For future reference, note that the SPAdes authors provide special instructions specifically for Ion Torrent Reads, which are different than the default advice for shorter Illumina reads. This will be relevant to your interests.
Step 4: Filter
If you look at your SPAdes assembly, you’ll find that (with parameters set as default) you have a lot of short little contigs. But maybe those aren’t so interesting, actually. At least at first. Fortunately, the other day we learned how to filter FASTA sequences by length using a one-line command in bioawk. Say I want to filter the FASTA file containing my output scaffolds and keep only those that are greater than 1000 nt? I could use a variation on that bioawk command:
bioawk -c fastx '{ if(length($seq) > 1000) { print ">"$name; print $seq }}' scaffolds.fasta > long.scaffolds.fasta
This will probably strip out some sequence that I’d be interested in keeping, but it will simplify the results you have to look at in the next step, so we’ll keep the threshhold at 1000. For perspective, CLC’s default threshhold for discarding contigs is 200nt, the suggested threshhold in QUAST (see below) is 500, and you can also discard on the basis of things like coverage or how many reads make up a scaffold.
Step 5 and 6: Assembly analysis with QUAST
You could, if you want to, use the relatively new program QUAST to analyze the quality of your assembly and to compare it to a reference genome or to other assemblies, rather than doing manual filtering and alignment in MUMmer. Like SPAdes, QUAST has a lot of options, and it is actually a python pipeline that hides a lot of action. It’s easy to install and comes with built in validation data. QUAST actually runs MUMmer and other analyses and produces a nice graphical report, as well as providing a command line option to run the same contig length filter we just applied. I used it to analyze the SPAdes assembly of JY1305, with the command line:
~/Applications/quast-2.3/quast.py -o JY1305quast -t 500 --est-ref-size 5100000 --gage JY1305spades/contigs.fasta
This produces a number of files, including an interactive HTML report that you can open in your browser, shown partially below.
Your mission
You have a large number of chloroplast genome sequences to process. They do need to be cleaned and trimmed, but Trimmomatic doesn’t work on Ion Torrent data and khmer is not really necessary for data sets that are this small. You need to identify an appropriate program that will do your trimming for you. You might want to take a look at some of the other commands in seqtk for this, or at the FASTX Toolkit, which is (supposed to be) installed on your computer already.

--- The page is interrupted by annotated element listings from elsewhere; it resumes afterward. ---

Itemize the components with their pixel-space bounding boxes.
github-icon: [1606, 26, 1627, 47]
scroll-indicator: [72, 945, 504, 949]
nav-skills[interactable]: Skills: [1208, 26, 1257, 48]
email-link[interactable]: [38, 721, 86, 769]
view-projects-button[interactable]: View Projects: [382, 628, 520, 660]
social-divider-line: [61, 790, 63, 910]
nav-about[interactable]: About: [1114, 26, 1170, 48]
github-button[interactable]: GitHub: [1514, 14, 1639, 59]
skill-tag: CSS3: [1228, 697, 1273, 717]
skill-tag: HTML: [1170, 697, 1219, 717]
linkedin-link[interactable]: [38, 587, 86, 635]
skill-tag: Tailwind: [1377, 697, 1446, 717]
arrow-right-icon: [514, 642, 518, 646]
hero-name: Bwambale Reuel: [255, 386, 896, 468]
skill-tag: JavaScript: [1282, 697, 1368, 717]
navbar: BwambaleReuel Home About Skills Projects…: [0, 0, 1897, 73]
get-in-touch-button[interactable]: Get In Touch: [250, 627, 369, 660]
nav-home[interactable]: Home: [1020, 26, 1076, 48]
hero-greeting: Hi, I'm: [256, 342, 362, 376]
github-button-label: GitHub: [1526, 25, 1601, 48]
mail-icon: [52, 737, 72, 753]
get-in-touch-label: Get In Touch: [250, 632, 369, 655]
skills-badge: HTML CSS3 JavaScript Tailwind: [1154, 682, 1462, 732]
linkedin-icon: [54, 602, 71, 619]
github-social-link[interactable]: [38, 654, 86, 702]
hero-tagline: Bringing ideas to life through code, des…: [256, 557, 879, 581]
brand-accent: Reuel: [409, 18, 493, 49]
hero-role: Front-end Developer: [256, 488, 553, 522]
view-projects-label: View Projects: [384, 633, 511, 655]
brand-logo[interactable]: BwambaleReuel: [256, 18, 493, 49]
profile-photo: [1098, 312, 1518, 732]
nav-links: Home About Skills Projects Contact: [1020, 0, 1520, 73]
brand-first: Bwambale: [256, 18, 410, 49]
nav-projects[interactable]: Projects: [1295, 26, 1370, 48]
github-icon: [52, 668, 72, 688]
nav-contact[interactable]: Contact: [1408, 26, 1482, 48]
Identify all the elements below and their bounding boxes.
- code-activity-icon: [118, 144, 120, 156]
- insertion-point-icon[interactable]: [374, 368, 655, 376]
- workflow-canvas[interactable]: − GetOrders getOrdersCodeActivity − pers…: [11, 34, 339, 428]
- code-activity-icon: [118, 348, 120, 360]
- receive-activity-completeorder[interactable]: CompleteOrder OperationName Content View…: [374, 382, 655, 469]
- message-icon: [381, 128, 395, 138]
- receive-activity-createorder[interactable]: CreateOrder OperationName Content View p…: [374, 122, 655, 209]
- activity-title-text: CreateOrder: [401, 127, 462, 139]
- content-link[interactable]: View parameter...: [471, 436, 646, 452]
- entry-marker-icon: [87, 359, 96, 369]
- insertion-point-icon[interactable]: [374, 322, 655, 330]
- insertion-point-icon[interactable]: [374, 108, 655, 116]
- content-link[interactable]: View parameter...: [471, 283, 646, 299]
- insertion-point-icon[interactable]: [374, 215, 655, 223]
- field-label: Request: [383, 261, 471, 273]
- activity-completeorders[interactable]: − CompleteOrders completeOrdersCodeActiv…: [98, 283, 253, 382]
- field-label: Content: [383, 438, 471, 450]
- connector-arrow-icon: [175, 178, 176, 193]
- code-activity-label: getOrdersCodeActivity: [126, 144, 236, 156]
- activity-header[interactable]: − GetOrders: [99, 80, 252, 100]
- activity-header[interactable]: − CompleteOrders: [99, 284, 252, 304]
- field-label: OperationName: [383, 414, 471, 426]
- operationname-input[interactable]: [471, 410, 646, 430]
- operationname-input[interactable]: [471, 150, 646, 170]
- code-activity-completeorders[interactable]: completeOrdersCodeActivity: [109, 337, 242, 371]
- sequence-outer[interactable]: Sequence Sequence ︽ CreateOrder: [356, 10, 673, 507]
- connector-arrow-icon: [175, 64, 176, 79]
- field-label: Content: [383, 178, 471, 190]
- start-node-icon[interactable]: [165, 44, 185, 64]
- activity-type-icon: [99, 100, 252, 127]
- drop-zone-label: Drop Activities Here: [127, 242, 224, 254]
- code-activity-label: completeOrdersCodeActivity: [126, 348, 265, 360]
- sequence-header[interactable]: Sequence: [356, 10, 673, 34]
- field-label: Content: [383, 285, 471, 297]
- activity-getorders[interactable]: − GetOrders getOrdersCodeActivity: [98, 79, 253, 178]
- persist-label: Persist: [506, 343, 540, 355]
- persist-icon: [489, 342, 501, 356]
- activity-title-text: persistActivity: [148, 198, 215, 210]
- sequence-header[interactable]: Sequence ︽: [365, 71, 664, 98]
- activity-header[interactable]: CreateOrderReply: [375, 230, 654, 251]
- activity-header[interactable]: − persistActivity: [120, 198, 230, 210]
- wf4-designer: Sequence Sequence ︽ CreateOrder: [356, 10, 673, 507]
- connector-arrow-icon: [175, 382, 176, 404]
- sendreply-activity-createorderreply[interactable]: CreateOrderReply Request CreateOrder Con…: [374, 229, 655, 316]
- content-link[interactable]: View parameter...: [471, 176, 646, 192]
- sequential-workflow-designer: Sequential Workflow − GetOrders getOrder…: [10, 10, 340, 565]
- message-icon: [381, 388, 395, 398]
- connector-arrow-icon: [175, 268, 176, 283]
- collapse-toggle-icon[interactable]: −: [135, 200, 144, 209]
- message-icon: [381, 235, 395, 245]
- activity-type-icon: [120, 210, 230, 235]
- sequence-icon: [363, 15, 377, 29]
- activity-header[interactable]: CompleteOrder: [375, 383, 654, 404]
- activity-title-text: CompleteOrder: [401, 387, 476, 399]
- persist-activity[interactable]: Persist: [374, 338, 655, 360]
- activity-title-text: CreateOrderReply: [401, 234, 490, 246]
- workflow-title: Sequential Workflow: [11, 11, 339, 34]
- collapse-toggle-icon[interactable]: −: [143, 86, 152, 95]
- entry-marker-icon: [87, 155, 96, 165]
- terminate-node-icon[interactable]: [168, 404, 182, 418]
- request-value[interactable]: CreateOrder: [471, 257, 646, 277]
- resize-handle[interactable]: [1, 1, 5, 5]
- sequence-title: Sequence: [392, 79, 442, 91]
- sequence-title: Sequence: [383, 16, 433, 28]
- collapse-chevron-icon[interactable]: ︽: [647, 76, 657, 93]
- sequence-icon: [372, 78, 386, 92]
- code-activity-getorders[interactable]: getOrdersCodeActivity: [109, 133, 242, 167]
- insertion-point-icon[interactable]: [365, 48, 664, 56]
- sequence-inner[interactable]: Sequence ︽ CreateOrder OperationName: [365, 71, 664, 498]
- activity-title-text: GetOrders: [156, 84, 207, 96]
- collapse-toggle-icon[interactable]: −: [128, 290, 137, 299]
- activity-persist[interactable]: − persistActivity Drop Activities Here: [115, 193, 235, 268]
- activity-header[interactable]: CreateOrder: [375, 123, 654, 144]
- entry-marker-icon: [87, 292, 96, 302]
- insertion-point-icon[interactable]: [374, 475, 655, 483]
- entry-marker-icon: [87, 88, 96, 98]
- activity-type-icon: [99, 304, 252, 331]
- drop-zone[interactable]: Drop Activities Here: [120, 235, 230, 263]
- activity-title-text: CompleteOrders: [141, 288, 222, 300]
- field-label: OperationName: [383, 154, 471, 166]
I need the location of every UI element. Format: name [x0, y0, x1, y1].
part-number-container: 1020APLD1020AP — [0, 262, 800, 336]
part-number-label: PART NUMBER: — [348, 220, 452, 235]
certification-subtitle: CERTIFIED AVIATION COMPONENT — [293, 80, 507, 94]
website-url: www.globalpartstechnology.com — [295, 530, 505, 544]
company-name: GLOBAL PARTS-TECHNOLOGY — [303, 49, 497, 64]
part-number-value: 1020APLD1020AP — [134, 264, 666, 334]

The SPAdes assembler will work on Ion Torrent data, but with a specialized set of command line options that you must research, and once you have assemblies for each chloroplast genome data set, you can analyze them in QUAST — except that you’ll have a reference genome to compare to so you’ll have to modify your command line accordingly. QUAST will even do some basic annotation for you using GeneMark, and you can input annotations associated with your reference FASTA file to check them against.
Work out the series of command lines that you will need and run them in sequence on one of the chloroplast data sets. Then tomorrow we’ll turn them into a script and introduce variables into our scripting process so you can easily run the script on multiple files.